Roughly speaking, an interprocedural pass first inlined f(x), producing an identical main, which was then optimised as above - globally, locally, and globally again.

The core idea is that these optimisations build on one another. If you can’t inline f(x), you can’t optimise the caller. This is why virtual functions can be problematic: the call target is opaque, and the compiler can’t reason about which implementation will run.

Here, it’s forced to emit the virtual call:

It’s always worth giving the compiler as much information as possible. One way is through qualifiers like const, noexcept, or final. Another is simplifying control flow. A third is enabling link-time optimisation, which addresses the same visibility problem but across translation units rather than class hierarchies.

The CPU

Before addressing the other two points (extra instructions and branch prediction) some context is useful.

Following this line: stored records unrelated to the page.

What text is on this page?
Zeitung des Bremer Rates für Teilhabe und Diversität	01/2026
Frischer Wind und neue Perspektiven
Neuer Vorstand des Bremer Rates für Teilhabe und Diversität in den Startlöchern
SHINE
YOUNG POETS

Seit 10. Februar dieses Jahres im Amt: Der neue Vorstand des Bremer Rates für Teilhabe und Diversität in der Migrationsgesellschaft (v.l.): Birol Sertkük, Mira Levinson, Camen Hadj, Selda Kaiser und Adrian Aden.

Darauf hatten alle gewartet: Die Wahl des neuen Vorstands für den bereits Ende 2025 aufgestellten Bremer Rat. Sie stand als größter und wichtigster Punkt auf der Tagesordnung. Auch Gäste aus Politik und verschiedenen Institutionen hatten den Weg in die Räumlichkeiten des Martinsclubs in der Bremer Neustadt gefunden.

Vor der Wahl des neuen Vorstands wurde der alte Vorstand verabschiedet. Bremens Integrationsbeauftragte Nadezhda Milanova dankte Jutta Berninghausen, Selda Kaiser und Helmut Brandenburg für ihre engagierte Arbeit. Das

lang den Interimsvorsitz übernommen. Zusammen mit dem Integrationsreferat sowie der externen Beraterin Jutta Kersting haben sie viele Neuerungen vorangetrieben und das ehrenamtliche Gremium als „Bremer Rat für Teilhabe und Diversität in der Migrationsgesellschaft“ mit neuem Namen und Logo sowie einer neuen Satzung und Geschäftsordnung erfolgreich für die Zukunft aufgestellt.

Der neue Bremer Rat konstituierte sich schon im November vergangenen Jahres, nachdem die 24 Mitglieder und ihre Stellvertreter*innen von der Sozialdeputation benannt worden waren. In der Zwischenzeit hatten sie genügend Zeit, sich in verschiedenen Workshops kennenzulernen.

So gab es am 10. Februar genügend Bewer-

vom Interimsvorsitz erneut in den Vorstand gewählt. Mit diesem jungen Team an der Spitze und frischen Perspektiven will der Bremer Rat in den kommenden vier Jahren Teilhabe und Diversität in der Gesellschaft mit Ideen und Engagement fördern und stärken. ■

At a high level, the CPU is split into a frontend and backend. The frontend fetches and decodes instructions into micro-ops (uOps). The backend allocates resources to uOps, tracks their dependencies on memory loads or the results of other instructions, and assigns them to execution ports when ready. This diagram from Intel illustrates the split:

Source: Top-down Microarchitecture Analysis Method

A cycle where the CPU cannot use a pipeline slot is a stall. If the stall occurs because the frontend couldn’t supply a uOp, it’s frontend-bound. If a uOp was ready but the backend couldn’t execute it, it’s backend-bound.

To recap, the two common arguments for why virtual functions may hurt performance:

  1. CPU backend: two dependent loads and before the call.
  2. CPU frontend: the branch predictor can’t anticipate the target.

Backend

The CPU backend uses out-of-order execution. It interprets the stream of uOps from the frontend as a dependency graph rather than a sequence of instructions. Consider this loop summing over an array:

xor eax, eax
.loop:
    add eax, [rdi]
    add rdi, 4
    sub ecx, 1
    jnz .loop

There are two independent dependency chains. The loop counter ecx depends on its previous value, whereas add eax, [rdi] depends on the previous eax and the load from [rdi]. The CPU parallelises horizontally: while waiting on the load, it can perform both adds and even branch forward to the next iteration.

Assuming sufficient execution ports are available, the bottleneck of a hot loop is its longest dependency chain. Here, the critical path is the dependency carried by eax across iterations. If two registers were used as accumulators and summed at the end, the loop could run up to twice as fast (assuming the memory subsystem keeps up).

Consider again the earlier loop over Animal**.

.L10:
    mov   rdi, [rbx]  ; load Animal* from array
    mov   rax, [rdi]  ; load vtable pointer
    call  [rax+16]    ; call speak() at offset 16

    add   rbx, 8      ; advance to next pointer
    dec   rcx
    jnz   .L10

Note that call [rax+16] forms its own dependency graph of all the uOps involved in executing that function. The backend overlaps these graphs, running the vtable lookup chain in parallel with whatever work speak() is doing. Unless speak() is trivially short (nothing to hide the latency behind) or saturates all execution ports (no spare cycles for the loads), the vtable overhead effectively disappears.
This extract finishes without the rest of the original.